OK, I had to go find my collection to add to this post.
MARTHA STEWARTS TIPS FOR REDNECKS
PERSONAL HYGIENE
1. While ears need to be cleaned regularly, this is a job that should be done in private using ones OWN truck keys.
2. Proper use of toiletries can forestall bathing for several days. However, if you live alone, deodorant is a waste of good money.
3. Dirt and grease under the fingernails is a social no-no, as they tend to detract from a womans jewelry and alter the taste of finger foods.
DATING
1. Always offer to bait your dates hook, especially on the first date.
THEATER ETIQUETTE
1. Refrain from talking to characters on the screen. Tests have proven they cant hear you.
WEDDINGS
1. Livestock, usually, is a poor choice for a wedding gift.
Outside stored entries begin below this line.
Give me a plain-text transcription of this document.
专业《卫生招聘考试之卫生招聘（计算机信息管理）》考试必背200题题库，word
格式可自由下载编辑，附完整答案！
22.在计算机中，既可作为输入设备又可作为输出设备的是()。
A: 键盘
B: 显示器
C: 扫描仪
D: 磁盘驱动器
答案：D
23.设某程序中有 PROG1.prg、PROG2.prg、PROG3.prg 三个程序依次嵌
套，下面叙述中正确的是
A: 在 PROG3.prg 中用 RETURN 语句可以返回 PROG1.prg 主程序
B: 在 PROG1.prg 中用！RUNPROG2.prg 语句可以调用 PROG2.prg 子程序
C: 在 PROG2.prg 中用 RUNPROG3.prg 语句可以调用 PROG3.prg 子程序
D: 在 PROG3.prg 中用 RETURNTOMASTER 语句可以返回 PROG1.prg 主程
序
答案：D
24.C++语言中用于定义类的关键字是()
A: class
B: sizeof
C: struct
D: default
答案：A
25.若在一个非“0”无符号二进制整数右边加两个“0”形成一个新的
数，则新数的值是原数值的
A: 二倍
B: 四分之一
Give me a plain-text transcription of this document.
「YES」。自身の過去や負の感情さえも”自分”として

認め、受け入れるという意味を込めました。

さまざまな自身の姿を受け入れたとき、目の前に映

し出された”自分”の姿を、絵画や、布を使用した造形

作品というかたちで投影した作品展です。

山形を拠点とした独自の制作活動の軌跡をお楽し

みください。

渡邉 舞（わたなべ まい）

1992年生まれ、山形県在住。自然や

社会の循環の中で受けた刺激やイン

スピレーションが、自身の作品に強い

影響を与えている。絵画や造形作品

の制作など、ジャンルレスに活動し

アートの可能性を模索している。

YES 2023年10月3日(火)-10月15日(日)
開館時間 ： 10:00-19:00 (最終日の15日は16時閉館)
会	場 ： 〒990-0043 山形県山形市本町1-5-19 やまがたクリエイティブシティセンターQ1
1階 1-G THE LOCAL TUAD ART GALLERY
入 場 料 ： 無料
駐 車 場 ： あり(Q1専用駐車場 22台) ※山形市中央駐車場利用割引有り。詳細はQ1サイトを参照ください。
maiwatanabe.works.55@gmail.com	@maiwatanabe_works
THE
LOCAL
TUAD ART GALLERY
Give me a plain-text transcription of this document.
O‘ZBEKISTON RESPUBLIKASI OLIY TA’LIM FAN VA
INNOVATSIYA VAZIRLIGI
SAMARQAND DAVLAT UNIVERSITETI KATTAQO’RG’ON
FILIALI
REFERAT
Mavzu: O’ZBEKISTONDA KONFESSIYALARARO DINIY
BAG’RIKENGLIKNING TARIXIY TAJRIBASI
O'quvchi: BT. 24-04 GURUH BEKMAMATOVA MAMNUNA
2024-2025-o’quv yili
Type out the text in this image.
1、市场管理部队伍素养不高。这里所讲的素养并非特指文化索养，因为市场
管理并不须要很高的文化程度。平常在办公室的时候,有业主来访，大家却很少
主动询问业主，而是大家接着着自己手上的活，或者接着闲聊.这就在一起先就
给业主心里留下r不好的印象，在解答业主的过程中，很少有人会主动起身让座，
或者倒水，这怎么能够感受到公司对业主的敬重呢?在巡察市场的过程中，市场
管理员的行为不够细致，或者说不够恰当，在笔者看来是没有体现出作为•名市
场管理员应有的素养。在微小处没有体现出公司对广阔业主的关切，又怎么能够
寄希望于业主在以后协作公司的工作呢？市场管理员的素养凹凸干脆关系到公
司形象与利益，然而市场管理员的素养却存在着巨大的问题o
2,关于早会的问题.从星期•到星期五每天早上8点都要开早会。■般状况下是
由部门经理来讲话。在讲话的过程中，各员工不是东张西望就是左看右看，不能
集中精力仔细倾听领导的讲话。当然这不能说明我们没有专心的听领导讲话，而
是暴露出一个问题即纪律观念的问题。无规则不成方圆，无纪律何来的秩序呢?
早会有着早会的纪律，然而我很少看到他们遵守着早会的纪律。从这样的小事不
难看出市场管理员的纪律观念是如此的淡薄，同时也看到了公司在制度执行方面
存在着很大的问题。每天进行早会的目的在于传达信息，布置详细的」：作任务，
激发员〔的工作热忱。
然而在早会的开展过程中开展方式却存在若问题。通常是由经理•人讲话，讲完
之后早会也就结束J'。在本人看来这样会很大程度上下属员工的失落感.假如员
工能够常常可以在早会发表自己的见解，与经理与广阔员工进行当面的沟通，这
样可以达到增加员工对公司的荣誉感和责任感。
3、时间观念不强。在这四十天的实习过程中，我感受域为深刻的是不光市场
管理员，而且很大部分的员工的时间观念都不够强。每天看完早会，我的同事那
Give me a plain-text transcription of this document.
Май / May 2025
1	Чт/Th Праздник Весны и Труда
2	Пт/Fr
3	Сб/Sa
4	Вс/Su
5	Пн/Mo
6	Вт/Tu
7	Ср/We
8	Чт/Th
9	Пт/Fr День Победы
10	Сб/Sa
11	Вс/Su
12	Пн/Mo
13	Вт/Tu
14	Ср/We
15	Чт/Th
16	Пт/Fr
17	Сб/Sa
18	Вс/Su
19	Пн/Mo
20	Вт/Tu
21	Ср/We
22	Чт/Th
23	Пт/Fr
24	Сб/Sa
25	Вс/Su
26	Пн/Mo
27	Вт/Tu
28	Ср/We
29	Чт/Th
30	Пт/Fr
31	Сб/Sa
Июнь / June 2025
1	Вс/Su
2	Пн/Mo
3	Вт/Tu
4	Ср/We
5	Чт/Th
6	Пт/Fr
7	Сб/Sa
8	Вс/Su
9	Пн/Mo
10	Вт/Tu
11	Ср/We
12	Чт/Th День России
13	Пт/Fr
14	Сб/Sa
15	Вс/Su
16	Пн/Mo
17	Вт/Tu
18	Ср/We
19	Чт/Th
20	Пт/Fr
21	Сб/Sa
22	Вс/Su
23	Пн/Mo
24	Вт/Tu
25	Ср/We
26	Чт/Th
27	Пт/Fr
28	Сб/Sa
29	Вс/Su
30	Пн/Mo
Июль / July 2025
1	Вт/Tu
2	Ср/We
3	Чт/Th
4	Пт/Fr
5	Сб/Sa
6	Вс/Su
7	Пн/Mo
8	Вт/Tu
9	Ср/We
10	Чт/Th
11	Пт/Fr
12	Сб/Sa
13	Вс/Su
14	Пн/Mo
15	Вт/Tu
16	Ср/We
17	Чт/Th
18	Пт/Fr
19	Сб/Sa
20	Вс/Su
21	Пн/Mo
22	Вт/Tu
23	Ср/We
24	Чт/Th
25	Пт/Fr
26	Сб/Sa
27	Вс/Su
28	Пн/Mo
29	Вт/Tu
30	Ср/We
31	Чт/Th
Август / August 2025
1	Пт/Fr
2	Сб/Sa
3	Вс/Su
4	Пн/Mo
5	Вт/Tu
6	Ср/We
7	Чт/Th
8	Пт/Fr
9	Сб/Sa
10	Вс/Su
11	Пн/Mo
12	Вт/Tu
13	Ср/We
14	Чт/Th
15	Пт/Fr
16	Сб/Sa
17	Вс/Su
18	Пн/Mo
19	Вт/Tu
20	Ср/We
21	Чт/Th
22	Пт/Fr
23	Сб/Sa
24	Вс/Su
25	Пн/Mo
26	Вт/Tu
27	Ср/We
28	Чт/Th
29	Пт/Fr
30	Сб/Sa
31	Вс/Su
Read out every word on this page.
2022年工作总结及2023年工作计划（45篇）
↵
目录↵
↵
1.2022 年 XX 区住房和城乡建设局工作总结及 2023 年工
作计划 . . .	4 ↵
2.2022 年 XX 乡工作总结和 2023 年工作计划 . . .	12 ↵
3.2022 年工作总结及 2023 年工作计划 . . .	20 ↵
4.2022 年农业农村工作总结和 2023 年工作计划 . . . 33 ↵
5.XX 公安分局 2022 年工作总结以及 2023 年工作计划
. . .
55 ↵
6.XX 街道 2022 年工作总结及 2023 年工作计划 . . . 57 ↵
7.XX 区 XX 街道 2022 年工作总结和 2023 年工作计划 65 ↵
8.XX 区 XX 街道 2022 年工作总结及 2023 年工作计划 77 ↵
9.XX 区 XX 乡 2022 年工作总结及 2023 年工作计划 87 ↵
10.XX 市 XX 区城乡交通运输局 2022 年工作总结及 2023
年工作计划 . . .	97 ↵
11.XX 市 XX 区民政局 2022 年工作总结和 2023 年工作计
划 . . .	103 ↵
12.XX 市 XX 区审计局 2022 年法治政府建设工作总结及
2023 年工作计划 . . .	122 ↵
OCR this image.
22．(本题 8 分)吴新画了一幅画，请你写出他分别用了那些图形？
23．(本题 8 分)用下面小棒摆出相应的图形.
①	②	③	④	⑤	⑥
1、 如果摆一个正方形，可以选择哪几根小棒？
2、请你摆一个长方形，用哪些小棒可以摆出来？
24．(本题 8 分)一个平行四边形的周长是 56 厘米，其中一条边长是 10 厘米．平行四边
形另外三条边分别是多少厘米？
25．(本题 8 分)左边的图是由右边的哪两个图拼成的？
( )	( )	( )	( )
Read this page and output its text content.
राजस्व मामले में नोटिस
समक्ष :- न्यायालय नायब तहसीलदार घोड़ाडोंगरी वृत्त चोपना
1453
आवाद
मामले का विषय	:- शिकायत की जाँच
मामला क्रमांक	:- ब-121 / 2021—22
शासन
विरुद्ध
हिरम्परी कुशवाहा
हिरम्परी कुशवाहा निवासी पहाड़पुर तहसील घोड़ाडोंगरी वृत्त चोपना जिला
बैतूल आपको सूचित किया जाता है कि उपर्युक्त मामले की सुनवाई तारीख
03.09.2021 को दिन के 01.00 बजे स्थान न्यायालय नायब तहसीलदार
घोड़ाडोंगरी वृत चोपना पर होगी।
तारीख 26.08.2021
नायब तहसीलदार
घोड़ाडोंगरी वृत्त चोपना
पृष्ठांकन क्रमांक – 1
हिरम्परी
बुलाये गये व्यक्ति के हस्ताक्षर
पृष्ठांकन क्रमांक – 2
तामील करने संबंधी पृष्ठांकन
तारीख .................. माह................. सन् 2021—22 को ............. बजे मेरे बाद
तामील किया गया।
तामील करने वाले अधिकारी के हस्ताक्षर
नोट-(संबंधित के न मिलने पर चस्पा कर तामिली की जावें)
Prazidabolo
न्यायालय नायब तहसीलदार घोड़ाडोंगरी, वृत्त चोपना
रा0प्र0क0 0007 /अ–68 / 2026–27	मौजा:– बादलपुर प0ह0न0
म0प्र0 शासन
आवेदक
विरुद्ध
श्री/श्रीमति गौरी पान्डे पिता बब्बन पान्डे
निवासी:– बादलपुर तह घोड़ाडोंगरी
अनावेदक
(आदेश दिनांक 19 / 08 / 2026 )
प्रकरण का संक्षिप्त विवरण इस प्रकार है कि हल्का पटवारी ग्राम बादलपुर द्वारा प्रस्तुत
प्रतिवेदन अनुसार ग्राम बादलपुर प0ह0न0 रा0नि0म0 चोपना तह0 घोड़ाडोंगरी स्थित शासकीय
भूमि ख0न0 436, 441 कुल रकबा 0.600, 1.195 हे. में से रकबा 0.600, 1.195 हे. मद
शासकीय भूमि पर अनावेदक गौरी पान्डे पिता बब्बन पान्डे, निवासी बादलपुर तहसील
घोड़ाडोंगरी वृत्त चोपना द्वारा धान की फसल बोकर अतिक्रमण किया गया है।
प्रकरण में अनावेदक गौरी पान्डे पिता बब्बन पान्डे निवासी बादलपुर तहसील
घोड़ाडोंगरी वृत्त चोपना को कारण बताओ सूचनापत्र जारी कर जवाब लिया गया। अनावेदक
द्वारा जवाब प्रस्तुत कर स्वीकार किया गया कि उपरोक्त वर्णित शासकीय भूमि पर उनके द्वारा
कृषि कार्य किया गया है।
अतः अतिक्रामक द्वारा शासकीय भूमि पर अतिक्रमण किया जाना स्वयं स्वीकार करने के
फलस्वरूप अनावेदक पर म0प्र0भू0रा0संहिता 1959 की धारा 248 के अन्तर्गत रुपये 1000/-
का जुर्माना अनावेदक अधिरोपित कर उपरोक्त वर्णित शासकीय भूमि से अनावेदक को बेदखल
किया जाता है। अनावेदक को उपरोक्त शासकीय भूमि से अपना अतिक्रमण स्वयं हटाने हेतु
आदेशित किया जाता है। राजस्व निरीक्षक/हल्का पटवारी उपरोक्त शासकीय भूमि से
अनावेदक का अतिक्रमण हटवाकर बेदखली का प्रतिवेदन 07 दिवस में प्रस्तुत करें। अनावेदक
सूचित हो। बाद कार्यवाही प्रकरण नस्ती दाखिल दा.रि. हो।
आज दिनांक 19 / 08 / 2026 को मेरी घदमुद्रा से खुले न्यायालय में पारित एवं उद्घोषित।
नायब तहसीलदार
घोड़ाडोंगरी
2. Kissing the bride for more than 5 seconds may get you shot.
3 Though uncomfortable, say yes to socks and shoes for this special occasion.
DRIVING ETIQUETTE
1. Dim your headlights for approaching vehicles, even if the gun is loaded, and the deer is in sight.
2. When approaching a four-way stop, the vehicle with the largest tires always has the right of way.
3. Never tow another car using panty hose and duct tape.
3. When sending your wife down the road with a gas can, it is impolite to ask her to bring back beer.
5. Do not lay rubber while traveling in a funeral procession.
And some more worthy of Jeff Foxworthy
You might be a Redneck Jedi if.....
* You ever heard the phrase, "May the force be with y'all."
* Your Jedi robe is camouflage.
* You have ever used your light saber to open a bottle of Bud Light.
* At least one wing of your X-Wings is primer colored.
* You can easily describe the taste of an Ewok.
* You have ever had a land-speeder up on blocks in your yard.
* The worst part of spending time on Dagobah is the dadgum skeeters.
* Wookies are offended by your B.O.
* You have ever used the force to get yourself another beer so you didn't have to wait for a commercial.
* You have ever used the force in conjunction with fishing or bowling.
* Your father has ever said to you, "Shoot, son come on over to the dark side...it'll be a hoot."
* You have ever had your R-2 unit use its self-defense electro-shock thingy to get the barbecue grill to light.
* You have a confederate flag painted on the hood of your land-speeder.
* You have the doors of your X-wing welded shut and you have to get in through the window.
* You have a cousin who bears a strong resemblance to Chewbacca.